Our Bureau Updated - March 08, 2019 at 10:06 AM.

Valuations are ‘at deep discount’ vis-a-vis large-caps

Domestic broking houses have turned bullish on battered mid-cap stocks, saying the recent sharp correction in some of them is overdone.

Motilal Oswal believes that the broad underperformance of the mid-caps is overdone and interesting bottom-up opportunities are now available in this space across sectors.

Over the last 12 years, according to a study by Motilal Oswal, the correction in mid-caps from the peak to the bottom has been much higher relative to large-caps in almost every episode of correction, barring one. The average difference in peak-to-bottom correction between the Midcap 100 and the Nifty in the past has been around 10-15 per cent. In the current episode, this difference stands at 23 per cent, almost twice the average differential, it added.

An Elara Capital study finds the relative valuation of mid-caps with respect to large-caps are at a historical low, with 7-DMAs at 2014 levels. The valuations are compelling at these levels for a revival in the performance of mid-cap stocks, particularly the quality ones that have taken a substantial beating in the recent market correction, added Elara Capital.

 

While SIP (systematic investment plan) flows (₹8,000 crore in Jan-19) continue to remain strong, lump-sum (non-SIP) flows have reduced to levels not seen in the last one year.

“Given the increasing returns from fixed income avenues, there could be short-term pressure on incremental flows to equities,” the domestic broking firm said.

According to Motilal Oswal, analysis of fundamentals and valuations for mid-caps and comparison of mid-caps versus large-caps on several frontiers suggest that the relative attractiveness of mid-caps has gone up.

In the near-term, the market direction will be on the sidelines of the forthcoming general elections and the consequent political outcome. Until then, it will be an era of high volatility, added MOFSL.

According to Elara, benign input prices (crude and commodities) and robust consumption outlook will lead to earnings recovery in FY20. “The Nifty MidCap consensus EPS CAGR for FY19-21 is at 22.4 per cent, which provides a strong fundamental support, in our view,” it said.

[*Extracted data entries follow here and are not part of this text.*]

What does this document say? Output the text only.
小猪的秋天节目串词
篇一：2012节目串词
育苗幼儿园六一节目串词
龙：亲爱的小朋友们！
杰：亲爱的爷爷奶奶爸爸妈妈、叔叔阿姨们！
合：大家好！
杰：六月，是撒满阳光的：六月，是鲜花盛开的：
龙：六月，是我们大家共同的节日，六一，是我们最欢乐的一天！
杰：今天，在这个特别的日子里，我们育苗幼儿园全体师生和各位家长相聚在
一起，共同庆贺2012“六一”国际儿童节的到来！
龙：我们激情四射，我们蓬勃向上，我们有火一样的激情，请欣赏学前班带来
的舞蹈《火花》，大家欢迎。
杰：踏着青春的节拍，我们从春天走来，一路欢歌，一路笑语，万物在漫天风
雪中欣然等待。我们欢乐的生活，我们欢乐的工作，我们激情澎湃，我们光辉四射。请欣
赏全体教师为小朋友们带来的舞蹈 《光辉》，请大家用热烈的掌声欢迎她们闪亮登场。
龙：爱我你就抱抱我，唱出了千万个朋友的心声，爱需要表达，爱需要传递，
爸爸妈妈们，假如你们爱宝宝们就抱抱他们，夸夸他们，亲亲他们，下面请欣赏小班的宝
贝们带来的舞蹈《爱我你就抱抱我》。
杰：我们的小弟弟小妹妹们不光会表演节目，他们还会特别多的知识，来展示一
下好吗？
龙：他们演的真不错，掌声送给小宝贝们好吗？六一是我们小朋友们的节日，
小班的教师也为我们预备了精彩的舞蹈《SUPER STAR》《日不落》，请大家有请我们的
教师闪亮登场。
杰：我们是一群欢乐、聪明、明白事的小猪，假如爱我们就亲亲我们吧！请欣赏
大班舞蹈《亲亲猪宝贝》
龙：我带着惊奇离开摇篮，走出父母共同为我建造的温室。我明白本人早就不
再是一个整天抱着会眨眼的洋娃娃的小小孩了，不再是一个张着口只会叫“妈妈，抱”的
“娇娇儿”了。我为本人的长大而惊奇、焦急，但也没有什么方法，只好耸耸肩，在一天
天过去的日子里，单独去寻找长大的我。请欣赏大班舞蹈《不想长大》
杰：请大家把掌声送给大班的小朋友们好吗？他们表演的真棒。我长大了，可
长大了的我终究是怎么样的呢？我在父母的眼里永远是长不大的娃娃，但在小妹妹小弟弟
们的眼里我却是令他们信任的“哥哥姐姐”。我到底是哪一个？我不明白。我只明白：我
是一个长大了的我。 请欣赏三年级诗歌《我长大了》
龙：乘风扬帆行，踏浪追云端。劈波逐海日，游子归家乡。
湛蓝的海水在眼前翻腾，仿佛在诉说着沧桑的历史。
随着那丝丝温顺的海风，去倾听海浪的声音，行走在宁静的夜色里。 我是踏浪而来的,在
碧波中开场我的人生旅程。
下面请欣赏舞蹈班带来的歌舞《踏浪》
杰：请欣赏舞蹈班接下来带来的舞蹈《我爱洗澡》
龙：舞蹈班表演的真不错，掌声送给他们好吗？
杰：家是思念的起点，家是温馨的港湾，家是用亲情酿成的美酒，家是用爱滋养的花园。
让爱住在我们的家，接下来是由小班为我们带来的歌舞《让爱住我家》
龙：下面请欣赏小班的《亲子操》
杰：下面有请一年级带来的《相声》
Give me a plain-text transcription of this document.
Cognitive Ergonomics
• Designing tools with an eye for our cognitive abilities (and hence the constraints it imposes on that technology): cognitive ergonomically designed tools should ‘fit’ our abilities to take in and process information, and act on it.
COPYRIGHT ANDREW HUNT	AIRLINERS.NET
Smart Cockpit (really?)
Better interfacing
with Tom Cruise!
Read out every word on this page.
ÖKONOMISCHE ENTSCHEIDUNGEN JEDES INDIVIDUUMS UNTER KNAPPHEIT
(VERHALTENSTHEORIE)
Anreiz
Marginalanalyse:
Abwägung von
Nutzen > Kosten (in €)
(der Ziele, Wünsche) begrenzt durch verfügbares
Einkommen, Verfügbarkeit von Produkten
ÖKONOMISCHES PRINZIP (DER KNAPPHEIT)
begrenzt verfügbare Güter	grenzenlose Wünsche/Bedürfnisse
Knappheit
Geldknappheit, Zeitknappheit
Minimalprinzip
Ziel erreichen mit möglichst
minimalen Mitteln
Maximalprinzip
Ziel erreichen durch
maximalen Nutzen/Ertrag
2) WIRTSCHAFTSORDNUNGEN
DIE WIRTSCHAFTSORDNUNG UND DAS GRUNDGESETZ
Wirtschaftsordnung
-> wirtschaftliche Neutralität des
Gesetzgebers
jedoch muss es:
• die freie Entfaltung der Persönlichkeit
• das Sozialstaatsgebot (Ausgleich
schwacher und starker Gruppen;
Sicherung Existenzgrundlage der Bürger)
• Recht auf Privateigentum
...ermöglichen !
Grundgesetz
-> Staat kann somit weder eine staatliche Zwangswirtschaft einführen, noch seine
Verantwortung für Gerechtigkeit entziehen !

The MOFSL’s mid- and small-cap universe had an extremely volatile ride over FY12-18, culminating with a 43 per cent y-o-y profit decline in FY18. Drag from the PSBs in the mid-cap index impacted the broader performance in 2018, said Motilal, and added: “However, given the rebound in asset quality metrics of PSBs and the consequent reduction in provisioning costs, the profits for this index are expected to recover significantly in FY19 with 91 per cent y-o-y growth.”